70. Climbing Stairs
Easy
You are climbing a stair case. It takes n steps to reach to the top.
Each time you can either climb 1 or 2 steps. In how many distinct ways can you climb to the top?
Note: Given n will be a positive integer.
Example 1:
Input: 2
Output: 2
Explanation: There are two ways to climb to the top.
1. 1 step + 1 step
2. 2 steps
Example 2:
Input: 3
Output: 3
Explanation: There are three ways to climb to the top.
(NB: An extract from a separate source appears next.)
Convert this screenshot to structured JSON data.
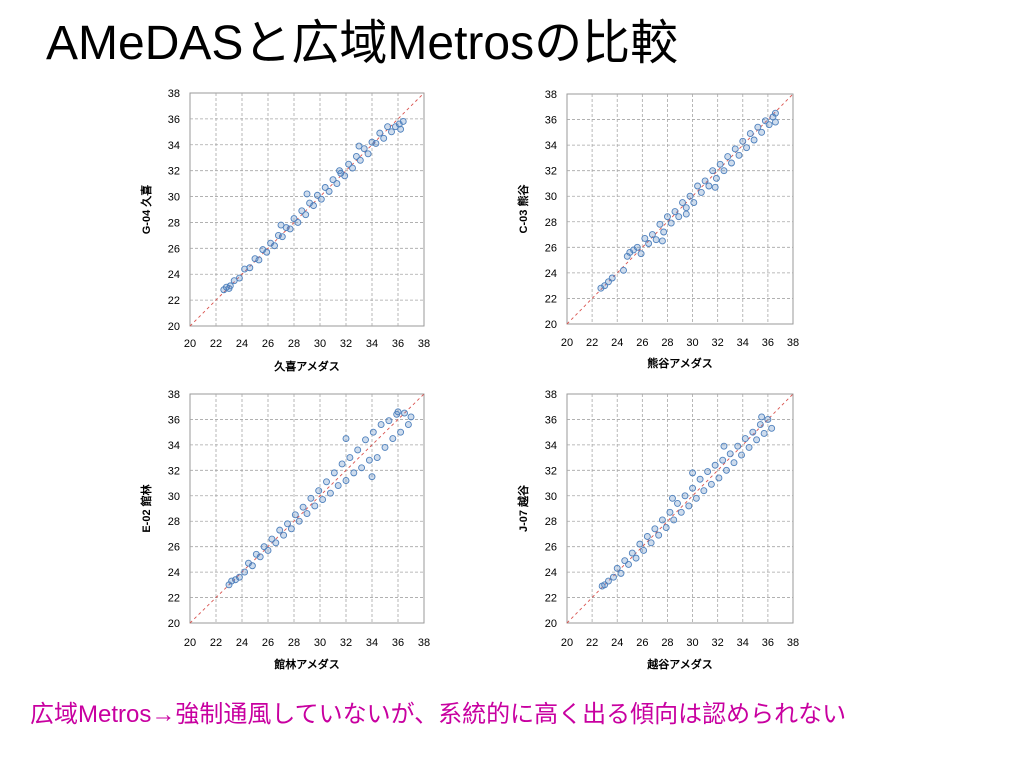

1. 1 step + 1 step + 1 step
2. 1 step + 2 steps
3. 2 steps + 1 step
package leetcode.easy;public class ClimbingStairs {
@org.junit.Test
public void test() {
int n1 = 2;
int n2 = 3;
System.out.println(climbStairs1(n1));
System.out.println(climbStairs1(n2));
System.out.println(climbStairs2(n1));
System.out.println(climbStairs2(n2));
System.out.println(climbStairs3(n1));
System.out.println(climbStairs3(n2));
System.out.println(climbStairs4(n1));
System.out.println(climbStairs4(n2));
System.out.println(climbStairs5(n1));
System.out.println(climbStairs5(n2));
System.out.println(climbStairs6(n1));
System.out.println(climbStairs6(n2));
}public int climbStairs1(int n) {
return climb_Stairs(0, n);
}public int climb_Stairs(int i, int n) {
if (i > n) {
return 0;
}
if (i == n) {
return 1;
}
return climb_Stairs(i + 1, n) + climb_Stairs(i + 2, n);
}public int climbStairs2(int n) {
int[] memo = new int[n + 1];
return climb_Stairs(0, n, memo);
}public int climb_Stairs(int i, int n, int memo[]) {
if (i > n) {
return 0;
}
if (i == n) {
return 1;
}
if (memo[i] > 0) {
return memo[i];
}
memo[i] = climb_Stairs(i + 1, n, memo) + climb_Stairs(i + 2, n, memo);
return memo[i];
}public int climbStairs3(int n) {
if (n == 1) {
return 1;
}
int[] dp = new int[n + 1];
dp[1] = 1;
dp[2] = 2;
for (int i = 3; i <= n; i++) {
dp[i] = dp[i - 1] + dp[i - 2];
}
return dp[n];
}public int climbStairs4(int n) {
if (n == 1) {
return 1;
}
int first = 1;
int second = 2;
for (int i = 3; i <= n; i++) {
int third = first + second;
first = second;
second = third;
}
return second;
}public int climbStairs5(int n) {
int[][] q = { { 1, 1 }, { 1, 0 } };
int[][] res = pow(q, n);
return res[0][0];
}public int[][] pow(int[][] a, int n) {
int[][] ret = { { 1, 0 }, { 0, 1 } };
while (n > 0) {
if ((n & 1) == 1) {
ret = multiply(ret, a);
}
n >>= 1;
a = multiply(a, a);
}
return ret;
}public int[][] multiply(int[][] a, int[][] b) {
int[][] c = new int[2][2];
for (int i = 0; i < 2; i++) {
for (int j = 0; j < 2; j++) {
c[i][j] = a[i][0] * b[0][j] + a[i][1] * b[1][j];
}
}
return c;
}public int climbStairs6(int n) {
double sqrt5 = Math.sqrt(5);
double fibn = Math.pow((1 + sqrt5) / 2, n + 1) - Math.pow((1 - sqrt5) / 2, n + 1);
return (int) (fibn / sqrt5);
}
}